Comment 4 Thomas Wolf CLA 2023-05-28 04:20:40 EDT
Related: https://groups.google.com/g/repo-discuss/c/rfKEZnH1HoI
Comment 5 Thomas Wolf CLA 2023-05-28 05:29:29 EDT
(In reply to Thomas Wolf from comment #2)
> ... it has 12 not overly large git repos...

Total size of /mnt/efs/gerrit before GC was 3.5GB, after GC 2.7GB. db, cache, index, etc, and git subdirectories.
Comment 6 Antonio Barone CLA 2023-05-31 04:38:55 EDT
Thanks for your findings @Thomas.
Are you already looking into this? Otherwise, this is something we can take and then add you as a reviewer?
Comment 7 Thomas Wolf CLA 2023-05-31 07:28:55 EDT
(In reply to Antonio Barone from comment #6)
> Thanks for your findings @Thomas.
> Are you already looking into this? Otherwise, this is something we can take
> and then add you as a reviewer?

No, I'm currently not looking into this. Busy with other things. I also didn't quite understand your comment 0, since the prune phase comes later as far as I saw. Loosening is part of repacking, pruning comes after repacking.

Feel free to take this.
Comment 8 Luca Milanesio CLA 2023-06-10 10:49:26 EDT
I believe the problem is in the logic of looping through packs implemented in deleteOldPacks.
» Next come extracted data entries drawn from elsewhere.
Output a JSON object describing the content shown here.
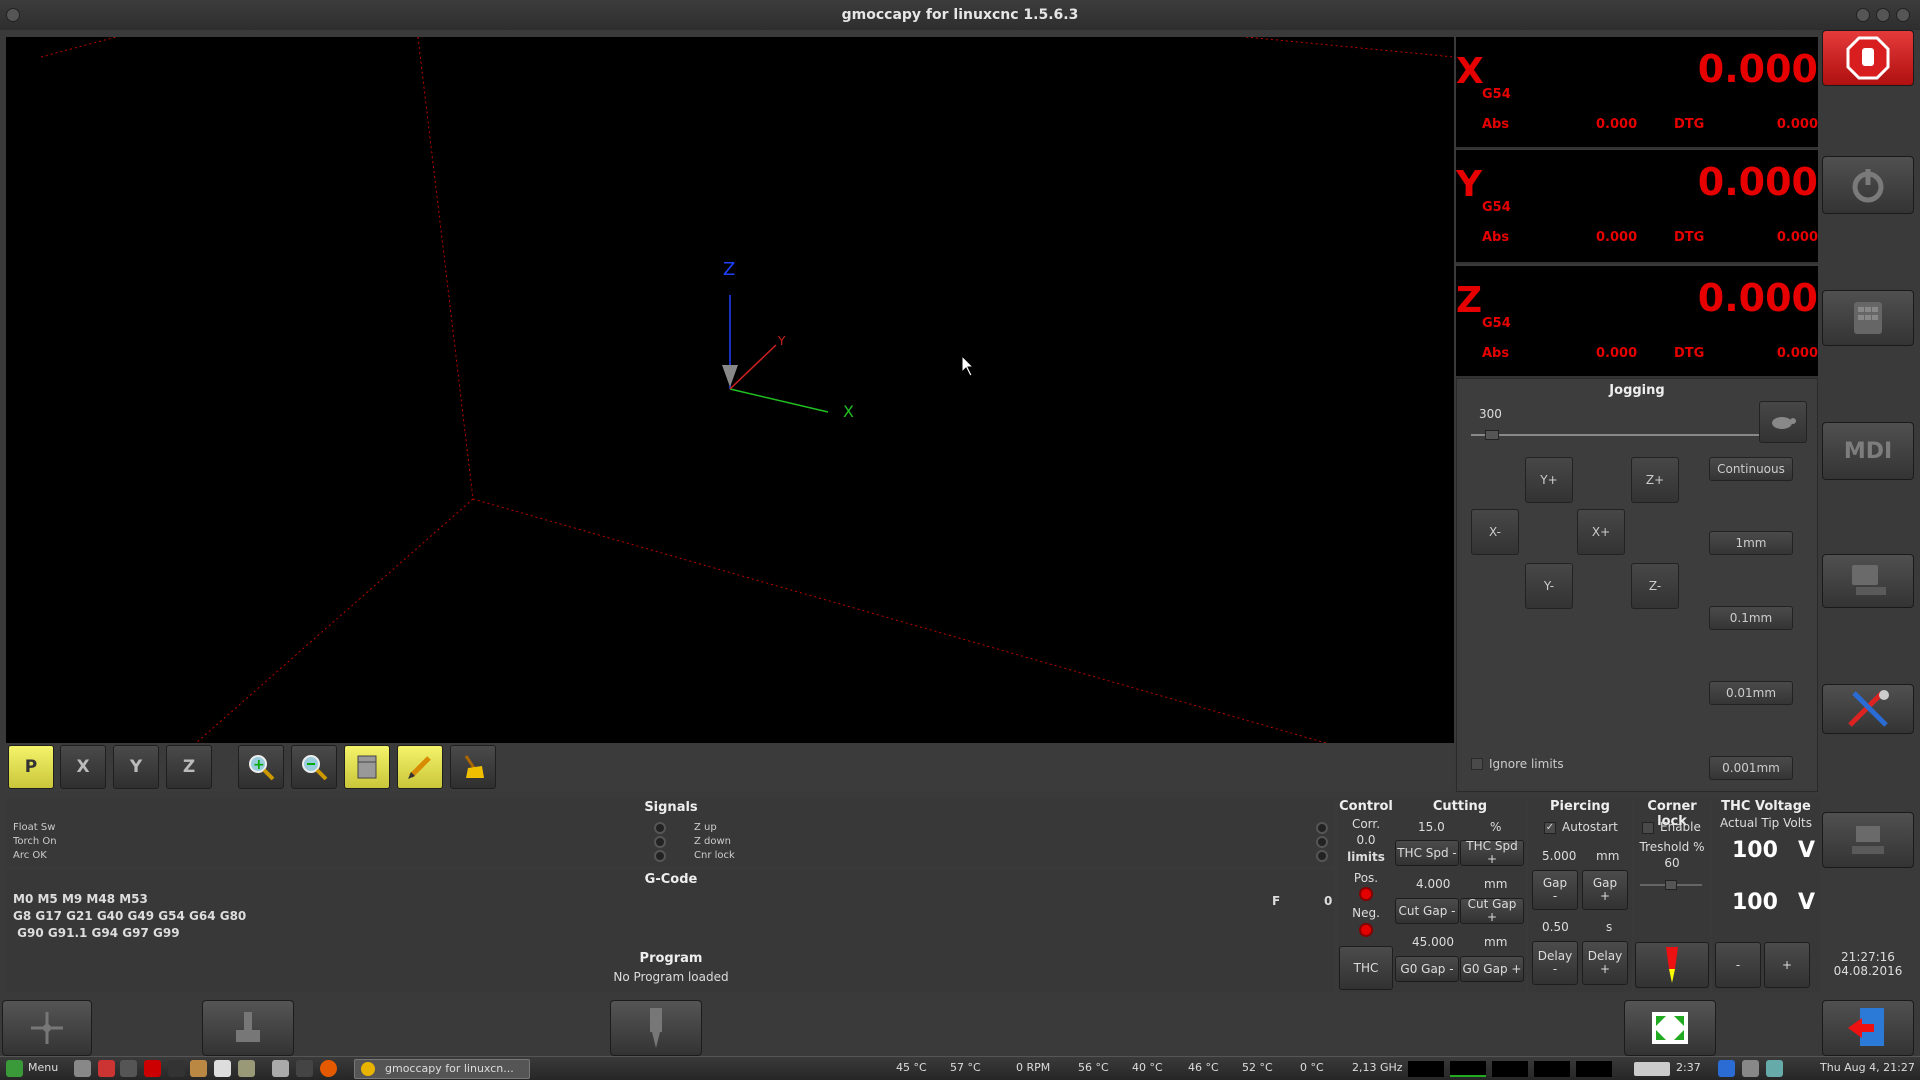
{
  "window": {
    "title": "gmoccapy for linuxcnc  1.5.6.3"
  },
  "preview": {
    "axis_labels": {
      "z": "Z",
      "x": "X",
      "y": "Y"
    }
  },
  "toolbar": {
    "buttons": [
      {
        "name": "view-p",
        "label": "P",
        "icon": "perspective-view-icon"
      },
      {
        "name": "view-x",
        "label": "X",
        "icon": "x-view-icon"
      },
      {
        "name": "view-y",
        "label": "Y",
        "icon": "y-view-icon"
      },
      {
        "name": "view-z",
        "label": "Z",
        "icon": "z-view-icon"
      },
      {
        "name": "zoom-in",
        "label": "",
        "icon": "zoom-in-icon"
      },
      {
        "name": "zoom-out",
        "label": "",
        "icon": "zoom-out-icon"
      },
      {
        "name": "show-dimensions",
        "label": "",
        "icon": "dimensions-icon"
      },
      {
        "name": "show-tool-path",
        "label": "",
        "icon": "pencil-icon"
      },
      {
        "name": "clear-plot",
        "label": "",
        "icon": "broom-icon"
      }
    ]
  },
  "dro": [
    {
      "axis": "X",
      "system": "G54",
      "value": "0.000",
      "abs_label": "Abs",
      "abs_value": "0.000",
      "dtg_label": "DTG",
      "dtg_value": "0.000"
    },
    {
      "axis": "Y",
      "system": "G54",
      "value": "0.000",
      "abs_label": "Abs",
      "abs_value": "0.000",
      "dtg_label": "DTG",
      "dtg_value": "0.000"
    },
    {
      "axis": "Z",
      "system": "G54",
      "value": "0.000",
      "abs_label": "Abs",
      "abs_value": "0.000",
      "dtg_label": "DTG",
      "dtg_value": "0.000"
    }
  ],
  "jogging": {
    "title": "Jogging",
    "speed": "300",
    "speed_slider_fraction": 0.05,
    "buttons": {
      "y_plus": "Y+",
      "z_plus": "Z+",
      "x_minus": "X-",
      "x_plus": "X+",
      "y_minus": "Y-",
      "z_minus": "Z-"
    },
    "increments": [
      "Continuous",
      "1mm",
      "0.1mm",
      "0.01mm",
      "0.001mm"
    ],
    "ignore_limits": "Ignore limits"
  },
  "signals": {
    "title": "Signals",
    "left": [
      "Float Sw",
      "Torch On",
      "Arc OK"
    ],
    "right": [
      "Z up",
      "Z down",
      "Cnr lock"
    ]
  },
  "gcode": {
    "title": "G-Code",
    "line1": "M0 M5 M9 M48 M53",
    "line2": "G8 G17 G21 G40 G49 G54 G64 G80",
    "line3": " G90 G91.1 G94 G97 G99",
    "f_label": "F",
    "f_value": "0"
  },
  "program": {
    "title": "Program",
    "status": "No Program loaded"
  },
  "control": {
    "title": "Control",
    "corr_label": "Corr.",
    "corr_value": "0.0",
    "limits": "limits",
    "pos": "Pos.",
    "neg": "Neg.",
    "thc_button": "THC"
  },
  "cutting": {
    "title": "Cutting",
    "spd_value": "15.0",
    "spd_unit": "%",
    "spd_minus": "THC Spd -",
    "spd_plus": "THC Spd +",
    "gap_value": "4.000",
    "gap_unit": "mm",
    "gap_minus": "Cut Gap -",
    "gap_plus": "Cut Gap +",
    "g0_value": "45.000",
    "g0_unit": "mm",
    "g0_minus": "G0 Gap -",
    "g0_plus": "G0 Gap +"
  },
  "piercing": {
    "title": "Piercing",
    "autostart": "Autostart",
    "gap_value": "5.000",
    "gap_unit": "mm",
    "gap_minus": "Gap\n-",
    "gap_plus": "Gap\n+",
    "delay_value": "0.50",
    "delay_unit": "s",
    "delay_minus": "Delay\n-",
    "delay_plus": "Delay\n+"
  },
  "corner_lock": {
    "title": "Corner lock",
    "enable": "Enable",
    "threshold_label": "Treshold %",
    "threshold_value": "60"
  },
  "thc_voltage": {
    "title": "THC Voltage",
    "actual_label": "Actual Tip Volts",
    "actual_value": "100",
    "actual_unit": "V",
    "set_value": "100",
    "set_unit": "V",
    "minus": "-",
    "plus": "+"
  },
  "clock": {
    "time": "21:27:16",
    "date": "04.08.2016"
  },
  "side_buttons": {
    "mdi_label": "MDI"
  },
  "taskbar": {
    "menu_label": "Menu",
    "task_label": "gmoccapy for linuxcn...",
    "temp1": "45 °C",
    "temp2": "57 °C",
    "rpm": "0 RPM",
    "temp3": "56 °C",
    "temp4": "40 °C",
    "temp5": "46 °C",
    "temp6": "52 °C",
    "temp7": "0 °C",
    "cpu": "2,13 GHz",
    "battery": "2:37",
    "datetime": "Thu Aug  4, 21:27"
  },
  "colors": {
    "dro_red": "#e60000",
    "background": "#3a3a3a",
    "preview_bg": "#000000",
    "estop_red": "#d81e1e"
  }
}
See below (master branch version - c7960910f0baa0fe7e5b7e24e8681afeffea22a0)

oldPackLoop: for (Pack oldPack : oldPacks) {
	checkCancelled();
	String oldName = oldPack.getPackName();
	// check whether an old pack file is also among the list of new
	// pack files. Then we must not delete it.
	for (Pack newPack : newPacks)
		if (oldName.equals(newPack.getPackName()))
			continue oldPackLoop;

	if (!oldPack.shouldBeKept()
			&& repo.getFS()
					.lastModifiedInstant(oldPack.getPackFile())
					.toEpochMilli() < packExpireDate) {
		if (shouldLoosen) {
			loosen(inserter, reader, oldPack, ids);
		}
		oldPack.close();
		prunePack(oldPack.getPackFile());
	}
}

The call to loosen() internally uses all the pack list at the time of the start of the for-loop, however, some of the packfiles could be removed by the prunePack(oldPack.getPackFile()). When that happens, you may see that the loosen() call fails because it does not expect that some of the packfiles have disappeared.
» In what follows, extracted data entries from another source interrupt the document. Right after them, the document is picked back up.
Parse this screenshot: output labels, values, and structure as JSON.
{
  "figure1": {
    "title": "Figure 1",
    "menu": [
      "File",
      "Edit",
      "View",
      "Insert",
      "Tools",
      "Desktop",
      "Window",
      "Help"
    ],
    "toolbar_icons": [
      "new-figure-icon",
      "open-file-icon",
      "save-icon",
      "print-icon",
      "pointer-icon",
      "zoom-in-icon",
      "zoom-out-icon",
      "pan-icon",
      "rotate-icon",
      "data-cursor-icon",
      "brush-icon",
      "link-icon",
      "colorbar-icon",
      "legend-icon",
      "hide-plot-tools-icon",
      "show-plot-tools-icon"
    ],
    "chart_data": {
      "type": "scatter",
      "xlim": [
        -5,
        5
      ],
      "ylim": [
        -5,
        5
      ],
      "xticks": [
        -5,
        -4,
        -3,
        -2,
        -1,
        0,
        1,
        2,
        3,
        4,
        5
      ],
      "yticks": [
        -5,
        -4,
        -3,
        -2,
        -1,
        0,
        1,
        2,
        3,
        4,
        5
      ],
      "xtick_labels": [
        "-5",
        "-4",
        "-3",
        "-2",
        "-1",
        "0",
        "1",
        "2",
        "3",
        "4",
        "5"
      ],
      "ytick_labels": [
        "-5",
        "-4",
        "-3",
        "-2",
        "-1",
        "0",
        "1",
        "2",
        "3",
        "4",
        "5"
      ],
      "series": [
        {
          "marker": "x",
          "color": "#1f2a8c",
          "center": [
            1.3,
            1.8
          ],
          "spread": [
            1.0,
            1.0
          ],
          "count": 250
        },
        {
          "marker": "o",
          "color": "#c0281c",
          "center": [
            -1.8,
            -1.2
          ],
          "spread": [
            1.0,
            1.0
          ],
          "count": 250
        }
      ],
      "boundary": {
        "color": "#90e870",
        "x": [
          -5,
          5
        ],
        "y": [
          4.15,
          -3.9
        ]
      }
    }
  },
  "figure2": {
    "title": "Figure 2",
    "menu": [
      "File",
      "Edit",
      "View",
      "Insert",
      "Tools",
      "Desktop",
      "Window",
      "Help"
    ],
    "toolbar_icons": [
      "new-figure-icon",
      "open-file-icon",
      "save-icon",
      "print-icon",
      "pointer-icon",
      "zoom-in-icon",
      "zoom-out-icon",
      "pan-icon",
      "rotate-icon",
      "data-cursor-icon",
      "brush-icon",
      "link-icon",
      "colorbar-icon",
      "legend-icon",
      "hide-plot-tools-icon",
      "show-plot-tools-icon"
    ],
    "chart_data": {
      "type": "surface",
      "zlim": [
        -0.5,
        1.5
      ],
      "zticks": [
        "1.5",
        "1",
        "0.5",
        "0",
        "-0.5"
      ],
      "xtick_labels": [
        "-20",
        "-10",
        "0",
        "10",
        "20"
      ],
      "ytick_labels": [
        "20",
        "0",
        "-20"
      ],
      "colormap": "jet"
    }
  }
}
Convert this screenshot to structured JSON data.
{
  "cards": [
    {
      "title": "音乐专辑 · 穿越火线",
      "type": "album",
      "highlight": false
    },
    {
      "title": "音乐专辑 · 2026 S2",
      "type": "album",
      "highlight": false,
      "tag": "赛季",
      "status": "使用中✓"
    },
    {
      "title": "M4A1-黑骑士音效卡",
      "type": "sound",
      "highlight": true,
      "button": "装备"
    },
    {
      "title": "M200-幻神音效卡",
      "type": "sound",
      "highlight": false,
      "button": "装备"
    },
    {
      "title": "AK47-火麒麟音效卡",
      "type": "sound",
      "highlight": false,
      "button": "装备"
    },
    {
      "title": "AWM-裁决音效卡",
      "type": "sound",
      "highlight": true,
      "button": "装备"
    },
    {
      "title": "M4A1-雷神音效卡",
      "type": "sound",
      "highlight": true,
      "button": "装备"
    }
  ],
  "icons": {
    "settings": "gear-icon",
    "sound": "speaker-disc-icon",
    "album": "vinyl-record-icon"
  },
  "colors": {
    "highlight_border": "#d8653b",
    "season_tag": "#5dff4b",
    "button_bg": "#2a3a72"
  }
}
The fix is quite simple: duplicate the loop in two parts:
1st loop) loop through all the packfiles for loosening the refs, but do not actually prune any of them.
2nd loop) loop through all the packfiles for pruning some of them.

I tested the above split for several months in production and we did not have even a single instance anymore of the exceptions reported in this ticket.
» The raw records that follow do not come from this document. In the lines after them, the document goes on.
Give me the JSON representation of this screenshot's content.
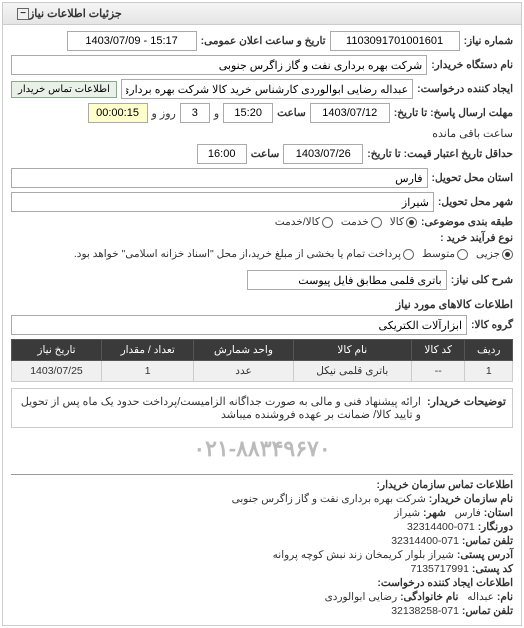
{
  "panel": {
    "title": "جزئیات اطلاعات نیاز"
  },
  "fields": {
    "request_no_label": "شماره نیاز:",
    "request_no": "1103091701001601",
    "announce_label": "تاریخ و ساعت اعلان عمومی:",
    "announce_value": "1403/07/09 - 15:17",
    "buyer_org_label": "نام دستگاه خریدار:",
    "buyer_org": "شرکت بهره برداری نفت و گاز زاگرس جنوبی",
    "creator_label": "ایجاد کننده درخواست:",
    "creator": "عبداله رضایی ابوالوردی کارشناس خرید کالا شرکت بهره برداری نفت و گاز زاگرس",
    "contact_btn": "اطلاعات تماس خریدار",
    "reply_deadline_label": "مهلت ارسال پاسخ: تا تاریخ:",
    "reply_date": "1403/07/12",
    "time_label": "ساعت",
    "reply_time": "15:20",
    "and_label": "و",
    "days_value": "3",
    "day_label": "روز و",
    "remain_value": "00:00:15",
    "remain_label": "ساعت باقی مانده",
    "validity_label": "حداقل تاریخ اعتبار قیمت: تا تاریخ:",
    "validity_date": "1403/07/26",
    "validity_time": "16:00",
    "province_label": "استان محل تحویل:",
    "province": "فارس",
    "city_label": "شهر محل تحویل:",
    "city": "شیراز",
    "category_label": "طبقه بندی موضوعی:",
    "cat_goods": "کالا",
    "cat_service": "خدمت",
    "cat_both": "کالا/خدمت",
    "process_label": "نوع فرآیند خرید :",
    "proc_minor": "جزیی",
    "proc_medium": "متوسط",
    "proc_note": "پرداخت تمام یا بخشی از مبلغ خرید،از محل \"اسناد خزانه اسلامی\" خواهد بود.",
    "general_desc_label": "شرح کلی نیاز:",
    "general_desc": "باتری قلمی مطابق فایل پیوست"
  },
  "goods_section": {
    "title": "اطلاعات کالاهای مورد نیاز",
    "group_label": "گروه کالا:",
    "group_value": "ابزارآلات الکتریکی"
  },
  "table": {
    "headers": {
      "row": "ردیف",
      "code": "کد کالا",
      "name": "نام کالا",
      "unit": "واحد شمارش",
      "qty": "تعداد / مقدار",
      "date": "تاریخ نیاز"
    },
    "rows": [
      {
        "row": "1",
        "code": "--",
        "name": "باتری قلمی نیکل",
        "unit": "عدد",
        "qty": "1",
        "date": "1403/07/25"
      }
    ]
  },
  "description": {
    "label": "توضیحات خریدار:",
    "text": "ارائه پیشنهاد فنی و مالی به صورت جداگانه الزامیست/پرداخت حدود یک ماه پس از تحویل و تایید کالا/ ضمانت بر عهده فروشنده میباشد"
  },
  "watermark": "۰۲۱-۸۸۳۴۹۶۷۰",
  "contact": {
    "title": "اطلاعات تماس سازمان خریدار:",
    "org_label": "نام سازمان خریدار:",
    "org": "شرکت بهره برداری نفت و گاز زاگرس جنوبی",
    "city_label": "شهر:",
    "city": "شیراز",
    "province_label": "استان:",
    "province": "فارس",
    "fax_label": "دورنگار:",
    "fax": "071-32314400",
    "phone_label": "تلفن تماس:",
    "phone": "071-32314400",
    "postal_addr_label": "آدرس پستی:",
    "postal_addr": "شیراز بلوار کریمخان زند نبش کوچه پروانه",
    "postal_code_label": "کد پستی:",
    "postal_code": "7135717991",
    "creator_section": "اطلاعات ایجاد کننده درخواست:",
    "name_label": "نام:",
    "name": "عبداله",
    "family_label": "نام خانوادگی:",
    "family": "رضایی ابوالوردی",
    "phone2_label": "تلفن تماس:",
    "phone2": "071-32138258"
  }
}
Going to propose a fix on master today or tomorrow at the latest.
Comment 9 Luca Milanesio CLA 2023-06-10 19:03:04 EDT
I managed to reproduce easily the problem by modifying the test GcBasicPackingTest.testDonePruneTooYoungPacks().

Basically, the test didn't show the problem before because the loosening of the objects was done for a single packfile, hence the fact that it was done in a single loop didn't make any difference, as it is a look of 1 element.

If I create 10 packfiles that will have 10 objects to loosen, then after the first packfile is processed, the Git GC will start showing tons of errors.

See the test (still in WIP) at:
https://git.eclipse.org/r/c/jgit/jgit/+/202436

The total list of packfiles is 11, 10 of them need to be removed by the GC and its objects loosened. After the 1st packfile is processed, there are tons of errors on the log about packfiles being corrupted or not found.

That is because the in-memory list still contains 11 packfiles, but the loop is removing 10 of them one by one, so the can of packfiles from the list is going to hit inexistent files.